HDFC Bank on Thursday announced slashing interest rate on savings accounts starting this Saturday, joining a spate of banks who underwent the similar exercise in recent weeks. According to the bank, customers who maintain a savings bank account balance of Rs 50 lakh and above will continue to earn interest rate at 4 percent per annum. Similarly, customers having a balance of less than Rs 50 lakh will earn interest rate at 3.50 percent per annum - a 50 basis point cut from 4 percent earlier. The new rate will come into effect from 19 August.
HDFC Bank now joins six other banks -- State Bank of India, Bank of Baroda, Axis Bank, Indian Bank, Karnataka Bank and Yes Bank -- which have cut savings interest rate by 50 bps to 100 bps.
On 2 August, the Reserve Bank of India had given into market expectations and had cut key policy rate by 25 basis points to 6 percent. Though it takes almost three months before the policy transmission happens in the banking system, this time it took only a few weeks. In fact, India's largest commercial banks like State Bank of India (SBI) had already started cutting the interest rate on savings accounts, before the regulator's policy rate cut.
The new saving rate for more than half a dozen banks today, stands at a meager 3.5 percent per annum. And, this is just the beginning, like it or not interest rates are on a slippery downward slope. Though lower rates work wonders for borrowers, it is the investor who suffers, especially senior citizens who largely depend on income from interest.
So, what should one do in such a case? Pankaj Mathpal, Certified Financial Planner, and Managing Director, Optima Money Managers says, “It’s about time that people must consider parking money in liquid funds, and not just in savings accounts. After instant redemption is now possible for Rs 50,000 or 90 percent of the amount. You stand to earn possible better returns than a savings account, as well as the same liquidity as that of a savings account. “
If you want to invest for a long-term, what can you do? In such a case, equity mutual funds is a better option. You could even go for hybrid funds. Mathpal says, “People must think beyond fixed deposits that offer just 6-7 percent rate and with rate heading downwards, they don’t offer much.”

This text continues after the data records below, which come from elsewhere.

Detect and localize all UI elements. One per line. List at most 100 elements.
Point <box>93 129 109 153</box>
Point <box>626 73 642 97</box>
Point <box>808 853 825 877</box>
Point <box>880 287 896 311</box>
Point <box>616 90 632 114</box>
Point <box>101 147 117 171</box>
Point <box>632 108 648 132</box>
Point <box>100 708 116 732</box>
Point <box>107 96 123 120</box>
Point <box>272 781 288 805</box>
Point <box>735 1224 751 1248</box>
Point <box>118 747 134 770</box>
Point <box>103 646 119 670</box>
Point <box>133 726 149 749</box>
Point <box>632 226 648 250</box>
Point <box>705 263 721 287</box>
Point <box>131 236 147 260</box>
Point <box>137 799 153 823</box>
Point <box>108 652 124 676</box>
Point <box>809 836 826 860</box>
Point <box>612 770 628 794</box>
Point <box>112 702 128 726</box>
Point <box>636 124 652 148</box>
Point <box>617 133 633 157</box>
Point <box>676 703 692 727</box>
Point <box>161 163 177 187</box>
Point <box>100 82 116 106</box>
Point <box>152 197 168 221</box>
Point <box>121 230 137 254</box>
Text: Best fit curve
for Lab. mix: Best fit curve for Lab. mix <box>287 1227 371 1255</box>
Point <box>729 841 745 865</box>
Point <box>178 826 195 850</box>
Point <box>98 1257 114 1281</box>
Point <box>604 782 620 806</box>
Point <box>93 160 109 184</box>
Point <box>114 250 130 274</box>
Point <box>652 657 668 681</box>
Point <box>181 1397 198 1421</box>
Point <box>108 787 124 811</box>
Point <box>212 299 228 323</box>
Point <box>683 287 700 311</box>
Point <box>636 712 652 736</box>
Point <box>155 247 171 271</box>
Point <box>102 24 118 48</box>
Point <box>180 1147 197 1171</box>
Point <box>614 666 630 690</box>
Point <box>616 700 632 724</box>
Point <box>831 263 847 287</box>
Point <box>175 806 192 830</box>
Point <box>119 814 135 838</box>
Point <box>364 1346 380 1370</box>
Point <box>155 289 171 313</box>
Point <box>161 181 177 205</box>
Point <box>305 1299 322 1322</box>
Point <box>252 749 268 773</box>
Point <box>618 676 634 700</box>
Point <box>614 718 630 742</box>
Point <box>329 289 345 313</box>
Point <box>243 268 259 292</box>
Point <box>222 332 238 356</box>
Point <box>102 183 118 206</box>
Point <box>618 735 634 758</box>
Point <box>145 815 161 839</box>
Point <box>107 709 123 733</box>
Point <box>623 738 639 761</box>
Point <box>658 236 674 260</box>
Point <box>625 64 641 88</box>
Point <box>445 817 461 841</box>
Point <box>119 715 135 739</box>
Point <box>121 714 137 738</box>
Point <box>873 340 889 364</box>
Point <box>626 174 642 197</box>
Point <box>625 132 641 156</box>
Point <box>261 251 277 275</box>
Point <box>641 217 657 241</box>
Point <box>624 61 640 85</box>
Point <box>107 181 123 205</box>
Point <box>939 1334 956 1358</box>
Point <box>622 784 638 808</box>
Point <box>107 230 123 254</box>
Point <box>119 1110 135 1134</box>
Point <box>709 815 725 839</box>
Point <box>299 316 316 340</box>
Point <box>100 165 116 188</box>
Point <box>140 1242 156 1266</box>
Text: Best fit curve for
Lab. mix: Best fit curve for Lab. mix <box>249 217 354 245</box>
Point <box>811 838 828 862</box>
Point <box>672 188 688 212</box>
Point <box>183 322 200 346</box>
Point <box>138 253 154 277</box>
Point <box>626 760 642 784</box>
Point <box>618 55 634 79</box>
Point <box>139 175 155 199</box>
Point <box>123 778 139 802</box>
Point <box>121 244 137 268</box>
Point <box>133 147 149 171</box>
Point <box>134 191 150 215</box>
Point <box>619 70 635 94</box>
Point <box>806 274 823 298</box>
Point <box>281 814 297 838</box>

What if you want to invest in short-term strategy? “For those looking in the short-term, debt funds make more sense. For instance, short term bond funds or short term income funds,” says Mathpal. The returns generated by fixed income funds have been higher than those delivered by bank deposits in the past. Even though you should always pick the funds depending on your investment horizon and risk appetite, the current market scenario is ripe for investing in dynamic bond funds, income funds.
What if you are a senior citizen? No one is as hurt by falling interest rates as senior citizens. “Most senior citizens will continue to invest in Fixed Deposits (FDs), but they should invest some part of their funds in debt funds like Monthly Investment Plan (MIP) funds. Even investing in company FDs with good credit rating is an option,” he says.
Remember there are many company FDs that offer, higher rates for senior citizens and widows.
In short, as interest rates fall, you will have to look at a mix of these options to get the maximum advantage. If debt mutual funds have not been in your portfolio, it’s about time you have it, even as you stay put with your equity investments.